Donald Jerome Lee was born August 4, 1925 in St. Stephen, New Brunswick. He joined the Royal Canadian Air Force before his 18th birthday and eventually rose to the rank of staff sergeant. He earned his wings as a pilot and, in response to need, remustered as a flight engineer. He served to the end of the war as a flight engineer in Catalina (Canso) flying boats out of Shearwater, escorting convoys and doing submarine hunting. After the war, Don entered the civil service of the Province of New Brunswick. He was at various times the Chief Driver Examiner for the province, the co-director of the province's Bicentennial Commission, and the Administrative Director for several departments, including Labor, Social Services, and Treasury Board. After retirement in 1985, Don and his wife Lois moved to St. Andrews where he served on Town Council and was an active member of the Royal Canadian Legion. He passed away on January 15, 1995.

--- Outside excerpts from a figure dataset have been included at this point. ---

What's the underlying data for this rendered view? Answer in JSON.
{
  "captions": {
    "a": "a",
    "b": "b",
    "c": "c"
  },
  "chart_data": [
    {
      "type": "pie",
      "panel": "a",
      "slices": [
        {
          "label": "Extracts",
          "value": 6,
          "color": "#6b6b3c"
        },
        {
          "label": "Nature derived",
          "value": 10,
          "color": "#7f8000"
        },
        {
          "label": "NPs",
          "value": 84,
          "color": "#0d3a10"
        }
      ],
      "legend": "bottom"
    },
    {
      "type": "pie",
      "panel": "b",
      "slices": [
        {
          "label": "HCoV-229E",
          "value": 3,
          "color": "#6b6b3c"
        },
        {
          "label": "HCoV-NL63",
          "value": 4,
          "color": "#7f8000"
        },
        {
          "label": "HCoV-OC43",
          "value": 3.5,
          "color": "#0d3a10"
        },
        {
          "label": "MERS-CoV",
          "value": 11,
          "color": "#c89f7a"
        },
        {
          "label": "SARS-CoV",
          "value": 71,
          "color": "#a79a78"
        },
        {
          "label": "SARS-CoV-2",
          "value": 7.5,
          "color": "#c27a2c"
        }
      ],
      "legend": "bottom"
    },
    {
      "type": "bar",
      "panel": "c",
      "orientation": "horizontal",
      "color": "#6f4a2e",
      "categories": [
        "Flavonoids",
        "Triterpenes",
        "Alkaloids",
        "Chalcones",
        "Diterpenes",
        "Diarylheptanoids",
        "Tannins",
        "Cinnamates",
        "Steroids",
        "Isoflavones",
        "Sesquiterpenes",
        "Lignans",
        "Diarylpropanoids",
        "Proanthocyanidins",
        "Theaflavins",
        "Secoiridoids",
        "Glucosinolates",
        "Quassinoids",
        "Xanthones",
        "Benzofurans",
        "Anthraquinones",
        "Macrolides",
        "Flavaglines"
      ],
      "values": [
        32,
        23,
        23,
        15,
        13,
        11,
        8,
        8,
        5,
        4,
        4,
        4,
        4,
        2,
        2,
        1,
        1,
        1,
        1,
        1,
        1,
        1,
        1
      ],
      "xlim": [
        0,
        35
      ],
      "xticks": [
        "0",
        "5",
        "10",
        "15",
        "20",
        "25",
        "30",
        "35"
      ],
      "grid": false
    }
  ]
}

Don was an inveterate model builder, building radio-controlled wooden aircraft, hand-crafted wooden ship models, and a very large collection of 1/72 scale model aircraft from the Second World War.

Don's ship models included a group of World War II vintage warships that carried Maritime names (e.g. HMCS Restigouche, Sackville, St. Croix, etc.). These were constructed completely from scratch, even down to the handcarved basswood hulls. They now reside in the Maritime Museum of the Atlantic in Halifax. Models of the ferries that served the island of Grand Manan in the Bay of Fundy can be found in the museum on the island, and a miniature of the famous St. Andrews Blockhouse (made from wood salvaged from the burned blockhouse itself) is on display in the Charlotte County Museum in St. Stephen, N..B.

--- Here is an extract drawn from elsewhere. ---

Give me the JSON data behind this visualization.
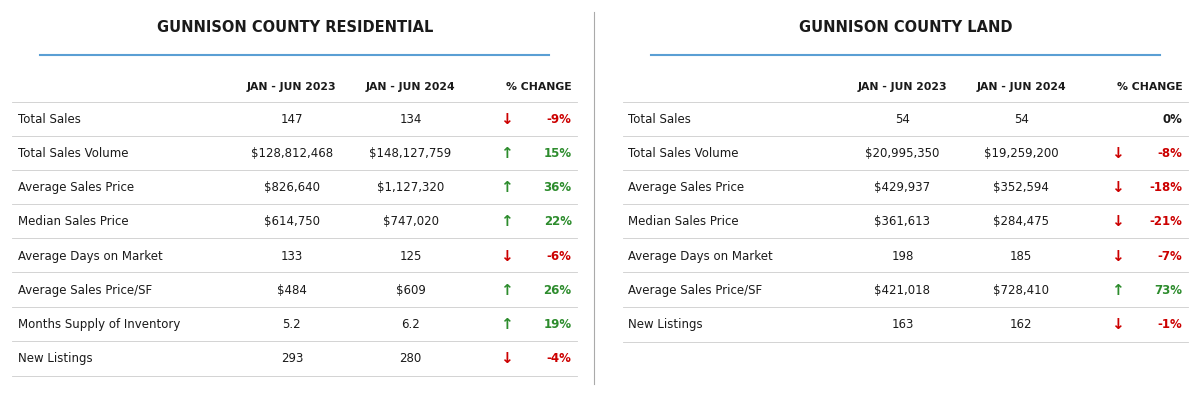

The collection of several hundred 1/72 scale model aircraft was perhaps Don's biggest accomplishment, built over a 30-year period beginning in 1958. The aircraft all date from the period of World War II: some in service before the War and then in it, some remaining in service for some time afterward. They represent a host of air forces, including those of Great Britain, the U.S., Canada, France, Germany, Italy, Russia, Poland, Japan, China. The starting point for most of the models were plastic kits gathered from sources around the world; however, the kits were heavily modified. Based on painstaking research, each model represents a single actual aircraft at a particular point in its service life. Don gathered detailed military and civilian information on the aircraft to the point where creating each aircraft was as much a historical exercise as an effort in craftsmanship. Missing or inaccurate parts were built and replaced, needed paints were mixed and markings were accurately recreated.

On Don's death, Lois donated the bulk of the aircraft collection to the Greenwood Military Aviation Museum. The naval aircraft can be found in the museum on the Shearwater Air Base -- including a replica of the Canso flying boat on which Don served.